Camera oscura. Chi le scioglie?

par Giovanni Maria Sini
martedì 14 settembre 2010

Dopo settimane consumatesi tra voto/non voto, sembra si sia giunti ad una sorta di armistizio, affinché la legislatura proceda sino alla fine del mandato governativo.

In questi mesi la crisi di governo, sconfinata in crisi istituzionale, non senza tutta una serie di precedenti “sovvertimenti legali” della Costituzione (eterno conflitto con la Magistratura, messa in discussione dell’imparzialità del Presidente della Repubblica, della Suprema Corte Costituzionale e del Presidente della Camera, in poche parole della stessa Carta Costituzionale e dell’equilibrio tra poteri) ha riproposto la controversa questione inerente la titolarità del potere di scioglimento delle Camere e quali siano le circostanze che ne legittimano l’esercizio.

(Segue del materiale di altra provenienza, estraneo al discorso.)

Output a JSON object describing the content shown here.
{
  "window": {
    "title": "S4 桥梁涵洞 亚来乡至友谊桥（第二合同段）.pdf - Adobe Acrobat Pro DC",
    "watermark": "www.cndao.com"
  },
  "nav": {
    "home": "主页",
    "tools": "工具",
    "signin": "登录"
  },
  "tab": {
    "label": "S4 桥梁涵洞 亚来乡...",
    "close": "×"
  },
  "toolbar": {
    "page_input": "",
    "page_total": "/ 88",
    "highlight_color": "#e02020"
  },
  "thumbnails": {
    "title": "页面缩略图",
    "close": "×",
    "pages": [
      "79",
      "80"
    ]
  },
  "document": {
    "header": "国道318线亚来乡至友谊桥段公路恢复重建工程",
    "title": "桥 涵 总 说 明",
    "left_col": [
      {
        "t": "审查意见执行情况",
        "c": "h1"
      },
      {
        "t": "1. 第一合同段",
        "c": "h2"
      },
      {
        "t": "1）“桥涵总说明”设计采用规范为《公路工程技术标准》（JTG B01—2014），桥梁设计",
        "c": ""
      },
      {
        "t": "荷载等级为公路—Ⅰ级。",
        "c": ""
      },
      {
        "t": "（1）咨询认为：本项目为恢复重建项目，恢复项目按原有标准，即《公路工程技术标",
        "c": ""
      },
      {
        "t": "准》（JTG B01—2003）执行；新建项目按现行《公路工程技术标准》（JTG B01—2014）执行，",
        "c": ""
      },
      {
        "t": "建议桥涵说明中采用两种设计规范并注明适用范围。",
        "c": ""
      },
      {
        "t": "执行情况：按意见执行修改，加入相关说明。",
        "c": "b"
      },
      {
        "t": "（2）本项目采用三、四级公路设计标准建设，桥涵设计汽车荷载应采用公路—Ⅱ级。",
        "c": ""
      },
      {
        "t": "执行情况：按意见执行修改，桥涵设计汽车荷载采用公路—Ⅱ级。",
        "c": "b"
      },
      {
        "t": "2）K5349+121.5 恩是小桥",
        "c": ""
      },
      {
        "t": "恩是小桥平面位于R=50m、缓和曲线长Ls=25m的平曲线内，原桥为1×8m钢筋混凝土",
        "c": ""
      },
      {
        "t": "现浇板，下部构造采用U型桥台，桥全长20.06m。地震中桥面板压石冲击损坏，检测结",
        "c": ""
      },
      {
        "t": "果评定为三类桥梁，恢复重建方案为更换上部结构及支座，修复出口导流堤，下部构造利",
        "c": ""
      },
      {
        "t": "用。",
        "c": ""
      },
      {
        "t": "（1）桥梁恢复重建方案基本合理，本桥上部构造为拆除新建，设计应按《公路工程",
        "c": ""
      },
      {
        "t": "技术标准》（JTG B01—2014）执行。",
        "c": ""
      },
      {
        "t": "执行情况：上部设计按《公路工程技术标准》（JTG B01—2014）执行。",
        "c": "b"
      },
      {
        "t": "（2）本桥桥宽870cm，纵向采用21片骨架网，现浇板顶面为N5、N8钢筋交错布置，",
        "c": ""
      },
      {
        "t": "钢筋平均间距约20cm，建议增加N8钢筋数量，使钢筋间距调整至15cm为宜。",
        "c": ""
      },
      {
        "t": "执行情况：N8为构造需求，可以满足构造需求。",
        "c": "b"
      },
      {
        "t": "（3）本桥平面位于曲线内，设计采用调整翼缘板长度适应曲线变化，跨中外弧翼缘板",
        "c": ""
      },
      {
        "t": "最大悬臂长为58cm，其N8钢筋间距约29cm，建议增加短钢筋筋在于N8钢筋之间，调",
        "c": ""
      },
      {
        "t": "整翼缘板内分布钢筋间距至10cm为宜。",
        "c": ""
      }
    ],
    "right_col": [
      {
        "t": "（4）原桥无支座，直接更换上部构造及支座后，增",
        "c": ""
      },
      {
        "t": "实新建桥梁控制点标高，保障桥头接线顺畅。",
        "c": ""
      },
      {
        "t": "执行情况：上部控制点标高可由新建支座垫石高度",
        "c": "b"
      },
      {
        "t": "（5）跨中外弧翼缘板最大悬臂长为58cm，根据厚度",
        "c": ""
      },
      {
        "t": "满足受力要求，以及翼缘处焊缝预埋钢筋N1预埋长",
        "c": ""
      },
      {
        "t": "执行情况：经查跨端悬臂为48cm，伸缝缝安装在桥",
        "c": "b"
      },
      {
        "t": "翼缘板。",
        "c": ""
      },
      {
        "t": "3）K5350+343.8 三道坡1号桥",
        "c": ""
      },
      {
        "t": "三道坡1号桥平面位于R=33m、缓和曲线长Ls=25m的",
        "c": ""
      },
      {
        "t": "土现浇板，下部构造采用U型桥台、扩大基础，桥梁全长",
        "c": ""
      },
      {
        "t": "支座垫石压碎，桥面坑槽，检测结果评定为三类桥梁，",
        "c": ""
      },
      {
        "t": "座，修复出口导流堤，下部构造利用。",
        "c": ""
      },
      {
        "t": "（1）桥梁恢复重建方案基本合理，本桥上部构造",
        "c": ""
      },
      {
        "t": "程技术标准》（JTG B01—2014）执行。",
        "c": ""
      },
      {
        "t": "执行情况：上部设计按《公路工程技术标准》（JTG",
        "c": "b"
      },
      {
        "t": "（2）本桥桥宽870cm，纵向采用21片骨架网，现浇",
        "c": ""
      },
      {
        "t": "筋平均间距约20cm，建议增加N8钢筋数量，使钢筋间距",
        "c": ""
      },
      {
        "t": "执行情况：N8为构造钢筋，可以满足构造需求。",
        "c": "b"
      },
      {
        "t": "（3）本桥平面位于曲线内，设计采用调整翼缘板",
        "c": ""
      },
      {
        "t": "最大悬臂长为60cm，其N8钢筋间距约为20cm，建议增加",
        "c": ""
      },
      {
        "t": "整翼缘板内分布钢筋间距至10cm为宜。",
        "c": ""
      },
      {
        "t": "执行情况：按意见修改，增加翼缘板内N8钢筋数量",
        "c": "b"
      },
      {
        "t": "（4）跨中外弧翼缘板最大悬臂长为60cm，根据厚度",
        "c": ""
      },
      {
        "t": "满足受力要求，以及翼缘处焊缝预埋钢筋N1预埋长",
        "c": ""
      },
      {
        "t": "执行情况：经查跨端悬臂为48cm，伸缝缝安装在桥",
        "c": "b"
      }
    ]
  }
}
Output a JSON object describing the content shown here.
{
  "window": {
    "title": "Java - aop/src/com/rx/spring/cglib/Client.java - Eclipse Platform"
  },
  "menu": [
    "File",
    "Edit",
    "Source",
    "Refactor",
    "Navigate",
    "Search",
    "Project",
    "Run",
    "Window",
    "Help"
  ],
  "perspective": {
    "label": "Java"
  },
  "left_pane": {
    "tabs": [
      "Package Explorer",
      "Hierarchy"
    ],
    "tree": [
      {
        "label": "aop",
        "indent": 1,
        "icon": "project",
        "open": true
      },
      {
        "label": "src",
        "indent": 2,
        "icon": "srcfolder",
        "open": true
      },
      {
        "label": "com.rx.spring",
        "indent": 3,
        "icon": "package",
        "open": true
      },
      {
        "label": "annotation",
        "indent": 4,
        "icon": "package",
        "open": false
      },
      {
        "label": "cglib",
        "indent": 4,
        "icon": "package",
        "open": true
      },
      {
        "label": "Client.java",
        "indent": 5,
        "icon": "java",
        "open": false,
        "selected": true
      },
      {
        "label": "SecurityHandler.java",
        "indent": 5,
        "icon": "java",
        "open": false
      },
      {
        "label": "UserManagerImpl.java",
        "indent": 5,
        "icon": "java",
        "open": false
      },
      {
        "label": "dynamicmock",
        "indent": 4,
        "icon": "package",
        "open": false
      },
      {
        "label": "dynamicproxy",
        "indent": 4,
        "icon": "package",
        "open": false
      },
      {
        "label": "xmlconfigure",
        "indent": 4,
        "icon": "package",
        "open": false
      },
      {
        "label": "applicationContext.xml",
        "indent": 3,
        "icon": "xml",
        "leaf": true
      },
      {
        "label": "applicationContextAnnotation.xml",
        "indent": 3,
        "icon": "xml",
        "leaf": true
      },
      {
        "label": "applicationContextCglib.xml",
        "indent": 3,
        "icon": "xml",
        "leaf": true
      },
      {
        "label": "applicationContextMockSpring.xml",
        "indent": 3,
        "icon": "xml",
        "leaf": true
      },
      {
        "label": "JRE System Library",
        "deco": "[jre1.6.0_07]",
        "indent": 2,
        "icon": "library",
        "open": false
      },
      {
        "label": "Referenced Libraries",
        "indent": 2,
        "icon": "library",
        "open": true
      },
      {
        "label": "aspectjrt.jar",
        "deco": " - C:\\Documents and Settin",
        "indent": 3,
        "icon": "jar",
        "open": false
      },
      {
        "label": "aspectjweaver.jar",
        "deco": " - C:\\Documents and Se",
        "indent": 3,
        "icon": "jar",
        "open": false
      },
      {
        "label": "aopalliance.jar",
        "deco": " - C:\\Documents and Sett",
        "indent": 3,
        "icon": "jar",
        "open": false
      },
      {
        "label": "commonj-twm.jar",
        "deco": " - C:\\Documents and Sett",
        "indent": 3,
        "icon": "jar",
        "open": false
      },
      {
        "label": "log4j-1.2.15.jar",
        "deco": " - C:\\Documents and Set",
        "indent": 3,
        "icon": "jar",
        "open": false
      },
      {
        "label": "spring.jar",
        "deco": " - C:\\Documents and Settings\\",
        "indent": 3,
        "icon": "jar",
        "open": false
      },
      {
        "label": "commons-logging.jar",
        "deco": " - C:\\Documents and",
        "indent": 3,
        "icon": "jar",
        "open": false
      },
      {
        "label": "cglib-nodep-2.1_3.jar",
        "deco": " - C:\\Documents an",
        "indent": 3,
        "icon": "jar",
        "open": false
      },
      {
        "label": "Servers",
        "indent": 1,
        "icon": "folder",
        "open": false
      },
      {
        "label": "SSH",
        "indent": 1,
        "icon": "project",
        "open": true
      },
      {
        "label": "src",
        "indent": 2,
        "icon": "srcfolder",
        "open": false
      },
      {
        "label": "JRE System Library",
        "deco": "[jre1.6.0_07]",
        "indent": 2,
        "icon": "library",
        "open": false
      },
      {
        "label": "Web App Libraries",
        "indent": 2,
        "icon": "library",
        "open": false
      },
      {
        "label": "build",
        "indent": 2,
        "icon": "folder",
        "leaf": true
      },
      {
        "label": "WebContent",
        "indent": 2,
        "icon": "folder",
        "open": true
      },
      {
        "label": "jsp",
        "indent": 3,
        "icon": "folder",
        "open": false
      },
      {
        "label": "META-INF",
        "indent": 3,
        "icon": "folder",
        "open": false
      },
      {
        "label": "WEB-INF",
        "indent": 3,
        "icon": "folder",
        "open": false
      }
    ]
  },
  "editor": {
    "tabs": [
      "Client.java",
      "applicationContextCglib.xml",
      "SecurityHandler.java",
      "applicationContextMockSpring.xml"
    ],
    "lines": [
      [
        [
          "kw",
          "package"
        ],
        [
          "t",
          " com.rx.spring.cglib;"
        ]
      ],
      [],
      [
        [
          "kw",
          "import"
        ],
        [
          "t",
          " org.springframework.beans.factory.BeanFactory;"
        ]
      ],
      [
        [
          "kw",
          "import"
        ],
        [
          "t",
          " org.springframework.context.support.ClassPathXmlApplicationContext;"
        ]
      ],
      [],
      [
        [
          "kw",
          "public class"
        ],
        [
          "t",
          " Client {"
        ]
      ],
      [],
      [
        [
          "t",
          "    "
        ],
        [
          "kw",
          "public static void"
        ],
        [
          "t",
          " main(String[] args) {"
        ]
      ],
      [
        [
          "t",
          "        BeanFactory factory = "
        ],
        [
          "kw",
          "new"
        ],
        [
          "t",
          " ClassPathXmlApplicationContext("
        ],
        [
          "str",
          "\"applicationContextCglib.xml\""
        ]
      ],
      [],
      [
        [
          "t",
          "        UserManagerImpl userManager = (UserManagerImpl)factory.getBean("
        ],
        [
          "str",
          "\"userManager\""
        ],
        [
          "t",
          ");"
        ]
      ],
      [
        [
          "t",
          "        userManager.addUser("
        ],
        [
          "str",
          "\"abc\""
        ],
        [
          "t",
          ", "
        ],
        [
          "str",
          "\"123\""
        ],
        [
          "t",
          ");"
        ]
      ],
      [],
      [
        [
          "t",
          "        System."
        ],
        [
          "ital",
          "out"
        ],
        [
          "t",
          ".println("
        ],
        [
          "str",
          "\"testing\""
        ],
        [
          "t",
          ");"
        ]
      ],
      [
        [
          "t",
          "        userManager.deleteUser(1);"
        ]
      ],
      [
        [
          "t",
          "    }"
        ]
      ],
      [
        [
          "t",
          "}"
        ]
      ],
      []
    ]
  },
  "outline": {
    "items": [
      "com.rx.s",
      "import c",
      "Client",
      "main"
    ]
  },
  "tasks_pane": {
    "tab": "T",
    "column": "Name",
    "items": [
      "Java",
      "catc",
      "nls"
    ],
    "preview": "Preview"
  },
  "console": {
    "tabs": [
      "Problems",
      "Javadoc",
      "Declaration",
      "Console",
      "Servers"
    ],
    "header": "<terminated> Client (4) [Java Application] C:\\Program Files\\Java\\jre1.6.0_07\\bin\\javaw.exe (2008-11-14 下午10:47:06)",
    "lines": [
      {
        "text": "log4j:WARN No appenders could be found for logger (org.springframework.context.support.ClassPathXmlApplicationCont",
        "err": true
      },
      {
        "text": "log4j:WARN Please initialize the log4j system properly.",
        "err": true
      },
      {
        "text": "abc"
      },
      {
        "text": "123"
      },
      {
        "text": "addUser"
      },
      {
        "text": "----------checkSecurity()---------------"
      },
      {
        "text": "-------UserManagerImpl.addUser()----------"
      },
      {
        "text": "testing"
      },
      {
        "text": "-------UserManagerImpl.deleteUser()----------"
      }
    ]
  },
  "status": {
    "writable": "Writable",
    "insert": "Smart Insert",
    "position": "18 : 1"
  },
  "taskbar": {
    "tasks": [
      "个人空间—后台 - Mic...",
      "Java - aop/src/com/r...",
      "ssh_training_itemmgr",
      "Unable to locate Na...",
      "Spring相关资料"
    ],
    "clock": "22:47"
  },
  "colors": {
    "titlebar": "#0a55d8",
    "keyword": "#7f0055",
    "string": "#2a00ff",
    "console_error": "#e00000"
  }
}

Su questo versante la dottrina, continua a manifestare posizioni diverse.

Per quanto concerne la titolarità del potere esistono, in sintesi, questi orientamenti:

1) è formalmente e sostanzialmente presidenziale, secondo quanto previsto dalla Costituzione, non può realizzarsi nell’ultimo semestre del suo mandato e prevede la consultazione in via preliminare dei Presidenti delle Camere;

2) è propriamente e sostanzialmente governativo, ferma restando la titolarità formale del Presidente della Repubblica, cioè subordinato al consenso del governo o alla sua iniziativa;

3) nei casi di ordinaria amministrazione è governativo, nelle situazioni di crisi del sistema rientra tra le competenze del Presidente della Repubblica;

4) è un atto (con)diviso, duovirale, all’insegna della paritaria (e leale) collaborazione tra Presidente della Repubblica e Presidente del Consiglio;

5) è potere a partecipazione complessa, che scaturisce da una decisione del Presidente e dalla necessaria collaborazione di altri soggetti o organi costituzionali, anche diversi dal Governo.

Per quel che riguarda gli aspetti che legittimano l’esercizio del potere di scioglimento:

1) insanabile contrasto tra Governo e Parlamento, successivo al voto di sfiducia e richiesto dal Governo in alternativa alle dimissioni;

2) impossibilità di formare una maggioranza parlamentare, laddove non si prospettano soluzioni di Governo alternative e come ultima opzione;

3) auto-scioglimento deciso dalle forze rappresentate per uscire da una situazione bloccata, con esclusione di scioglimento nel solo interesse della maggioranza;

4) contrasto tra le due Camere e, in questo caso, seppur con notevoli dubbi manifestati in dottrina, si può sciogliere quella meno rispondente all’opinione pubblica del momento;

5) mutamento della situazione politica (nuova legge elettorale, esito elettorale delle amministrative difforme dalle politiche o referendum popolare);

6) inerzia nell’attuazione della Costituzione, quale sanzione nei confronti del Parlamento che si dimostrasse inadempiente;

7) tentativo di “sovvertimento legale” della Costituzione, anche se in questa fattispecie (per esempio reiterazione di leggi incostituzionali) ci si rimette all’annullamento della Corte Costituzionale.

Per tutti gli approfondimenti si rimanda a: http://www.dircost.unito.it/dizionario/pdf/Mastropaolo-Potere.pdf

Tutto questo per affermare che la situazione di stallo, in un’Italia ancora avviluppata in continui conflitti e nell’incessante negazione di riconoscimento e rispetto reciproco, non è ancora superata e permane uno stato confusionale.

I prossimi mesi riveleranno a ciascuno di noi se le funzioni di Governo saranno esercitate nell’interesse esclusivo della nazione.